Development of Top-Down Mass Spectrometry Strategies in the Chromatographic Time Scale (LC-TD-MS) for the Extended Characterization of an Anti-EGFR Single-Domain Antibody-Drug Conjugate in Both Reduced and Nonreduced Forms.

Even though mAbs have attracted the biggest interest in the development of therapeutic proteins, next-generation therapeutics such as single-domain antibodies (sdAb) are propelling increasing attention as new alternatives with appealing applications in different clinical areas. These constructs are small therapeutic proteins formed by a variable domain of the heavy chain of an antibody with multiple therapeutic and production benefits compared with their mAb counterparts. These proteins can be subjected to different bioconjugation processes to form single-domain antibody-drug conjugates (sdADCs) and hence increase their therapeutic potency, and akin to other therapeutic proteins, nanobodies and related products require dedicated analytical strategies to fully characterize their primary structure prior to their release to the market. In this study, we report for the first time the extensive sequence characterization of a conjugated anti-EGFR 14 kDa sdADC by using state-of-the-art top-down mass spectrometry strategies in combination with liquid chromatography (LC-TD-MS). Mass analysis revealed a highly homogeneous sample with one conjugated molecule. Subsequently, the reduced sdADC was submitted to different fragmentation techniques, namely, higher-energy collisional dissociation, electron-transfer dissociation, and electron-transfer higher-energy collision dissociation, allowing to unambiguously assess the conjugation site with 24 diagnostic fragment ions and 85% of global sequence coverage. The sequence coverage of the nonreduced protein was significantly lower (around 16%); however, the analysis of the fragmentation spectra corroborated the presence of the intramolecular disulfide bridge along with the localization of the conjugation site.
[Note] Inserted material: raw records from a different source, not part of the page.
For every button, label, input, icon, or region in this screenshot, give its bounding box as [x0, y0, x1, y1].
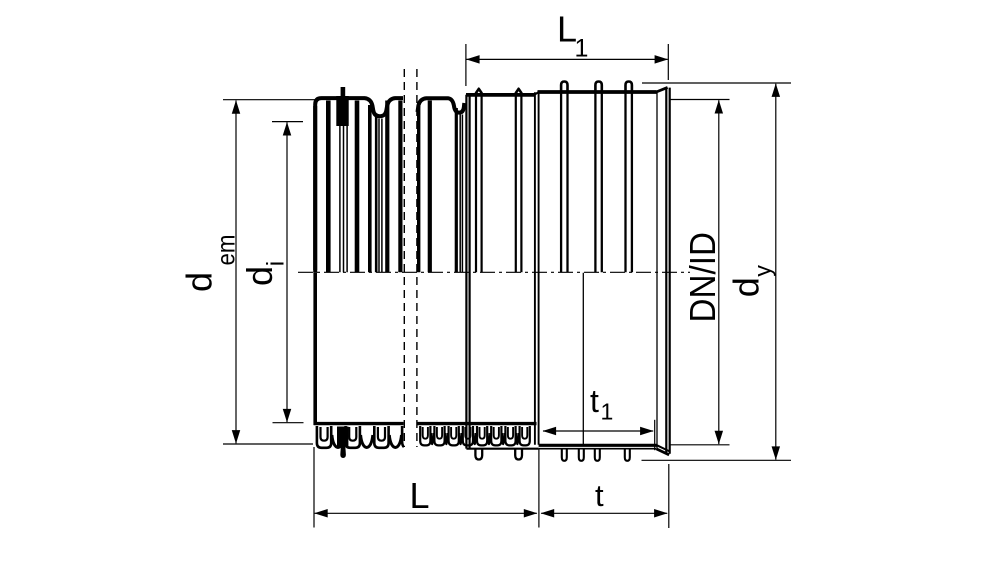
svg-text:i: i [263, 261, 290, 266]
svg-text:DN/ID: DN/ID [682, 232, 723, 323]
svg-text:d: d [179, 272, 220, 292]
svg-text:em: em [213, 235, 241, 266]
svg-text:t: t [595, 478, 604, 513]
svg-text:y: y [750, 265, 776, 277]
svg-text:d: d [726, 277, 767, 297]
svg-text:1: 1 [601, 399, 614, 425]
svg-text:t: t [590, 383, 599, 419]
svg-text:L: L [410, 475, 430, 516]
svg-text:d: d [239, 266, 280, 286]
svg-text:1: 1 [575, 35, 589, 63]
Altogether, our results pinpoint the difficulties and challenges associated with the fragmentation of sdAb-derived formats in the LC time scale due to their remarkable stability as a consequence of the intramolecular disulfide bridge. However, the use of complementary activation techniques along with the identification of specific ion fragments allows an improved sequence coverage, the characterization of the intramolecular disulfide bond, and the unambiguous localization of the conjugation site.